18:24 Wouldn't 'Use "forwardfor" option' help with that?
Your are an IT God Tom - Thank you for all you do....
Nice video, got it working thanks. Can you add this cert for accessing your pfsense box too? Do you need the HA reverse proxy in that case?
@18:14 - Can't HAProxy pass the client IP on to the backend server?
I fix it, I forgot to change the 443 port to 10443 port all good on that
Thank You for wonderful technical videos and information
Great video, thx! I assume for SSL on LAN hosts HAProxy package is a must?
I think so.
You sir, are the best. Please employ me lol.
The DNS Overriide works great, i can ping the name i want to access and it reolves it to the correct ip. But i cant access the service i want to connect to, in the HaProxy Dashboard the Bachend shows offline, but the backend settings are correct. Do i miss some Firewall rules for Haproxy ?
Anyone knows if this also works with the DNS-alias technique? I have a domain without the ability to add API-access but have a dummy domain with it. I'm able to use the dummy domain for normal certificates. But trying out wildcards doesn't work yet.
Finally got it to work :D
Great video. Everything Works now
But i want to use the fqdn internal like for instance a bitwarden server needs HTTPS in browser. I setup my Pihole to internal have DNS records set but i cant get it to work that HAproxy gives the SSL to the domain internal.
Hi everyone
I think I have broke my connection with my router I can not connect and I get the wildcard cert instead the SSL and one last thing for Tom good video and informative but I can not make it work with Nextcloud . Can you please make one video on how to connect to a jail for instance (Nextcloud)
Thanks
Great video setup got it working thanks
Thank you for the video. I just have one question, what if I'm trying to create an internal SSL for my Synology NAS, since I'm routing all traffic to the LAN IP, when I do SMB to mount a folder it doesn't find the NAS
SMB does not work via HAProxy
Great video, thanks!
@Lawrence Systems at 16:50, you mentioned you have multiple LAN on your office, any guidance on how to do this with multiple Subnets (LANs), I have a couple of services running on a different LAN and I haven't be able to get it working. (Main LAN is working flawlessly)

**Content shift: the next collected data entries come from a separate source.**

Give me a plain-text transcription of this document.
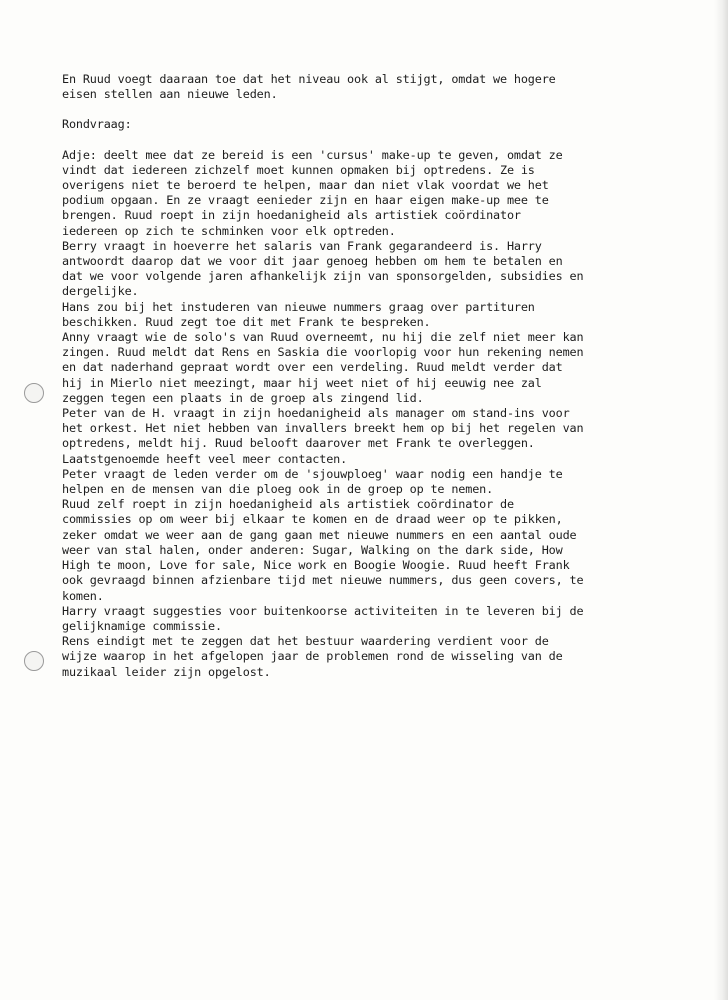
En Ruud voegt daaraan toe dat het niveau ook al stijgt, omdat we hogere
eisen stellen aan nieuwe leden.
Rondvraag:
Adje: deelt mee dat ze bereid is een 'cursus' make-up te geven, omdat ze
vindt dat iedereen zichzelf moet kunnen opmaken bij optredens. Ze is
overigens niet te beroerd te helpen, maar dan niet vlak voordat we het
podium opgaan. En ze vraagt eenieder zijn en haar eigen make-up mee te
brengen. Ruud roept in zijn hoedanigheid als artistiek coördinator
iedereen op zich te schminken voor elk optreden.
Berry vraagt in hoeverre het salaris van Frank gegarandeerd is. Harry
antwoordt daarop dat we voor dit jaar genoeg hebben om hem te betalen en
dat we voor volgende jaren afhankelijk zijn van sponsorgelden, subsidies en
dergelijke.
Hans zou bij het instuderen van nieuwe nummers graag over partituren
beschikken. Ruud zegt toe dit met Frank te bespreken.
Anny vraagt wie de solo's van Ruud overneemt, nu hij die zelf niet meer kan
zingen. Ruud meldt dat Rens en Saskia die voorlopig voor hun rekening nemen
en dat naderhand gepraat wordt over een verdeling. Ruud meldt verder dat
hij in Mierlo niet meezingt, maar hij weet niet of hij eeuwig nee zal
zeggen tegen een plaats in de groep als zingend lid.
Peter van de H. vraagt in zijn hoedanigheid als manager om stand-ins voor
het orkest. Het niet hebben van invallers breekt hem op bij het regelen van
optredens, meldt hij. Ruud belooft daarover met Frank te overleggen.
Laatstgenoemde heeft veel meer contacten.
Peter vraagt de leden verder om de 'sjouwploeg' waar nodig een handje te
helpen en de mensen van die ploeg ook in de groep op te nemen.
Ruud zelf roept in zijn hoedanigheid als artistiek coördinator de
commissies op om weer bij elkaar te komen en de draad weer op te pikken,
zeker omdat we weer aan de gang gaan met nieuwe nummers en een aantal oude
weer van stal halen, onder anderen: Sugar, Walking on the dark side, How
High te moon, Love for sale, Nice work en Boogie Woogie. Ruud heeft Frank
ook gevraagd binnen afzienbare tijd met nieuwe nummers, dus geen covers, te
komen.
Harry vraagt suggesties voor buitenkoorse activiteiten in te leveren bij de
gelijknamige commissie.
Rens eindigt met te zeggen dat het bestuur waardering verdient voor de
wijze waarop in het afgelopen jaar de problemen rond de wisseling van de
muzikaal leider zijn opgelost.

You just have to have rules that allow those other subnets to reach the HAProxy ports
awesome, I thought I did, but I'll take a more detailed look to the rules and see if I can figure it out.
Thanks!
Thank you!
This can be really useful! Thanks
Many thanks
I have followed as Tom did and did not work at all i need help if anybody has some spare time!
The guy has noble intentions, but his videos are scatterbrained caveman mumblings... could be much more logical and coherent.
First time I have been described as "scatterbrained caveman mumblings" 😀
@@LAWRENCESYSTEMS sorry, I hoped you could laugh at that... I'm not smart enough to understand the wizardry
I'll do some mumbling myself... any drawbacks jump out at you for a config involving: a virtual IP on LAN side that 80/443 is NAT'd to then HAProxy listens on this LAN virtual IP. Keeps the HAProxy traffic on the LAN side instead of tromboning through the pfsense. Random thought
@@jonathanpitt6126 yeah I am not smart enough to understand how to create an API KEY either.
So for private servers accessed through VPN, it seems like you still need a specific individual domain with a public entry in order to resolve without SSL errors? If I am understanding that right, that's the way to go for VPN clients, and then wildcard for everything else that won't be accessed via VPN?
Not necessarily. You can push your internal dns server for use by anyone over VPN. For openvpn You add push "script-security 2" push "dhcp-option DNS " or add them to each individual config file. You can also push a domain with dhcp-option DOMAIN
First
First, yes, but LAST in advancing the knowledge pool.